Он сказал об этом очень прозаично, и я не стал заострять внимания на этом обстоятельстве.
- В общем, - продолжал Вильям, - Карен на выходные нужна была машина, а Эв ей отказала, сказав, что не хочет, чтобы она исчезала из дома на всю ночь. Тогда Карен переключила свое внимание на дядю Питера, уговорить которого намного легче, и стала просить одолжить ей на выходные машину. Сначала он никак не хотел согласиться, но потом она пригрозила, что станет изображать и его, и тогда он немедленно отдал ей ключи.
- А как же Питер потом добирался обратно?
- Я подвез его до дома в тот вечер, когда сам возвращался сюда.
- Значит, в субботу вы провели несколько часов вместе с Карен.
- Да. Примерно с часу дня до девяти или десяти часов вечера.
- А затем вы уехали вместе с дядей?
- Да.
- А Карен?
- Она осталась с Эв.
- Она куда-то собиралась в тот вечер?
- Думаю, что да. Ведь ей для этого и нужна была машина.
- А она не говорила вам, куда она отправится?
- Как будто в Гарвард. У нее там были какие-то друзья.
- Вы виделись с ней в воскресенье?
- Нет. Только в субботу.
- Расскажите мне, - сказал я, - во время вашей встречи… вы не нашли ничего необычного в том, как она выглядела?
Он отрицательно покачал головой.
- Нет. Она была такой же как всегда. Конечно, она слегка поправилась, но я думаю, что когда начинаются занятия в колледже, это происходит со всеми девушками. Летом она очень много занималась спортом: плавала, играла в теннис. Начался учебный год, эти занятия прекратились, и отсюда появились несколько лишних фунтов. - Он задумчиво улыбнулся. - Мы подшучивали над ней из-за этого. Она жаловалась, что там отвратительно кормят, а мы поддразнивали ее, что это тем не менее совсем не мешает ей съедать много того, чего дают и с успехом прибавлять в весе.

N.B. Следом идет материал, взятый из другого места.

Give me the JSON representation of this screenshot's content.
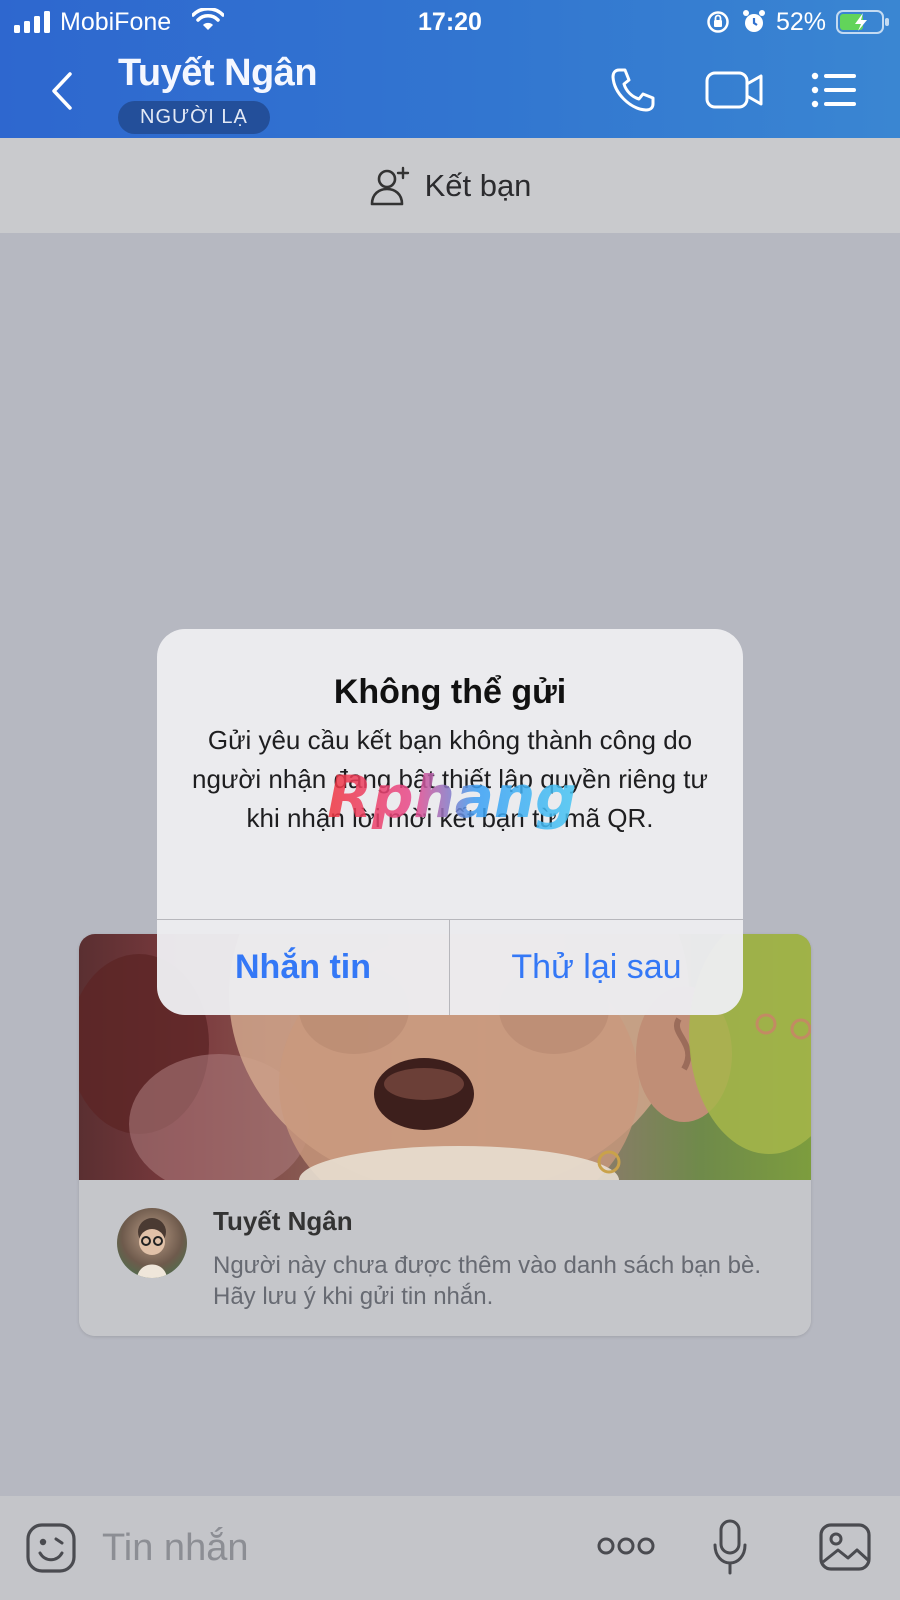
{
  "status_bar": {
    "carrier": "MobiFone",
    "time": "17:20",
    "battery": "52%"
  },
  "header": {
    "title": "Tuyết Ngân",
    "badge": "NGƯỜI LẠ",
    "icons": [
      "back-icon",
      "phone-icon",
      "video-camera-icon",
      "menu-list-icon"
    ]
  },
  "friend_bar": {
    "label": "Kết bạn",
    "icon": "add-friend-icon"
  },
  "profile_card": {
    "name": "Tuyết Ngân",
    "description": "Người này chưa được thêm vào danh sách bạn bè. Hãy lưu ý khi gửi tin nhắn."
  },
  "dialog": {
    "title": "Không thể gửi",
    "message": "Gửi yêu cầu kết bạn không thành công do người nhận đang bật thiết lập quyền riêng tư khi nhận lời mời kết bạn từ mã QR.",
    "primary_button": "Nhắn tin",
    "secondary_button": "Thử lại sau",
    "watermark": "Rphang"
  },
  "input_bar": {
    "placeholder": "Tin nhắn",
    "icons": [
      "emoji-icon",
      "more-icon",
      "microphone-icon",
      "image-icon"
    ]
  },
  "colors": {
    "header_blue": "#2e67cf",
    "accent_blue": "#3478f6",
    "backdrop": "#b6b8c1"
  }
}
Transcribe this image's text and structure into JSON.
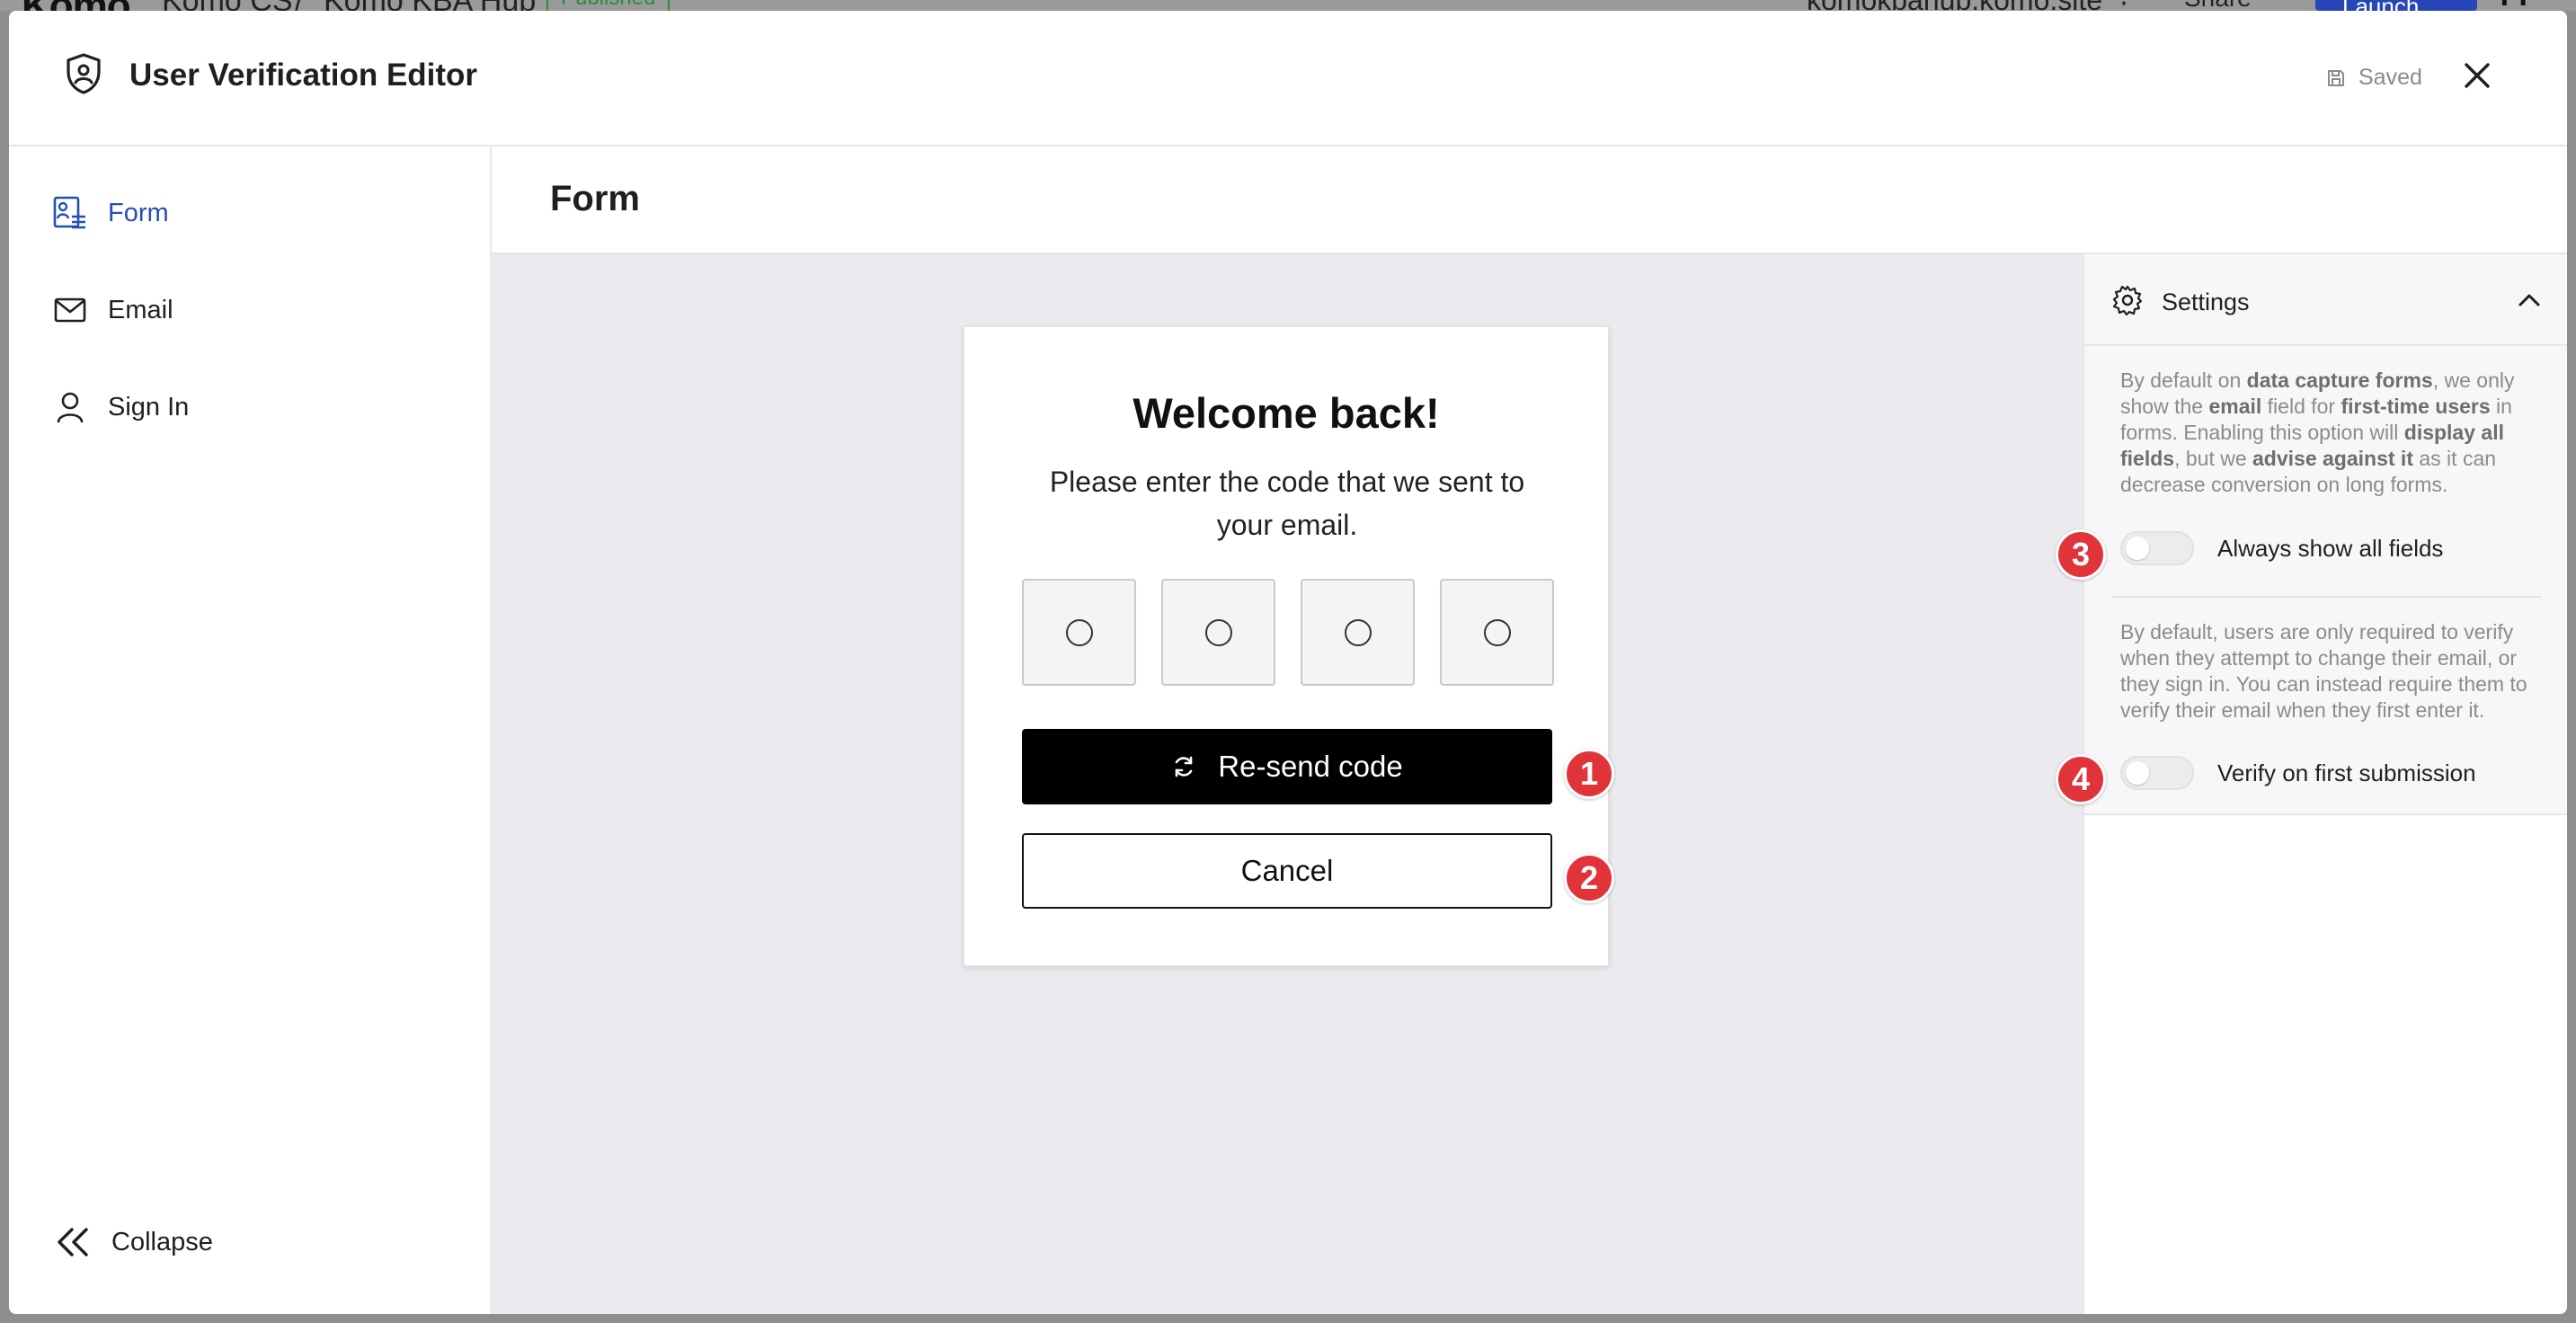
{
  "background": {
    "logo": "Komo",
    "crumb_1": "Komo CS",
    "crumb_sep": "/",
    "crumb_2": "Komo KBA Hub",
    "published": "Published",
    "site": "komokbahub.komo.site",
    "share": "Share",
    "launch": "Launch",
    "avatar": "TT"
  },
  "header": {
    "title": "User Verification Editor",
    "saved_label": "Saved",
    "icon": "shield-icon"
  },
  "nav": {
    "items": [
      {
        "label": "Form",
        "icon": "form-icon",
        "active": true
      },
      {
        "label": "Email",
        "icon": "mail-icon",
        "active": false
      },
      {
        "label": "Sign In",
        "icon": "user-icon",
        "active": false
      }
    ],
    "collapse_label": "Collapse"
  },
  "main": {
    "heading": "Form"
  },
  "card": {
    "title": "Welcome back!",
    "subtitle": "Please enter the code that we sent to your email.",
    "code_fields": 4,
    "resend_label": "Re-send code",
    "cancel_label": "Cancel"
  },
  "badges": [
    "1",
    "2",
    "3",
    "4"
  ],
  "settings": {
    "title": "Settings",
    "option_1": {
      "description_parts": [
        "By default on ",
        "data capture forms",
        ", we only show the ",
        "email",
        " field for ",
        "first-time users",
        " in forms. Enabling this option will ",
        "display all fields",
        ", but we ",
        "advise against it",
        " as it can decrease conversion on long forms."
      ],
      "toggle_label": "Always show all fields",
      "enabled": false
    },
    "option_2": {
      "description": "By default, users are only required to verify when they attempt to change their email, or they sign in. You can instead require them to verify their email when they first enter it.",
      "toggle_label": "Verify on first submission",
      "enabled": false
    }
  },
  "colors": {
    "accent": "#2450b0",
    "badge": "#e0343a",
    "primary_button": "#000000",
    "canvas": "#ebebef"
  }
}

- А у нее когда-либо прежде были проблемы с избыточным весом?
- У Карен? Нет. Она всегда была худеньким ребенком, и даже чем-то была похожа на мальчика. А потом она как-то быстро изменилась. Знаете, как это бывает с гусеницей и коконом.
- Значит, за все время она впервые набрала лишний вес?
Он пожал плечами.
- Не знаю. Сказать по правде, я никогда не обращал на это внимания.
- А больше вы ничего не заметили?
- Нет. Больше ничего.
Я окинул взглядом комнату. На письменном столе, рядом с томами "Патологии и Хирургической Анатомии" Робинсона стояла фотография, на которой они были вдвоем. Оба они были загорелыми и жизнерадостными. Он увидел, что я смотрю на фото, и пояснил:
- Это было прошлой весной, на Багамах. Один единственный раз за все время, когда нам наконец всей семьей удалось выбраться куда-то на целую неделю. Незабываемые дни.
Я поднялся со своего кресла, чтобы получше разглядеть фотографию. Это было очень удачное фото. Темный загар замечательным образом сочетался с голубым цветом ее глаз и светлыми волосами.
- Я знаю, что мой следующий вопрос может показаться вам странным, - сказал я, - но все-таки ответьте мне, всегда ли у вашей сестры были темные волосы над верхней губой и на руках?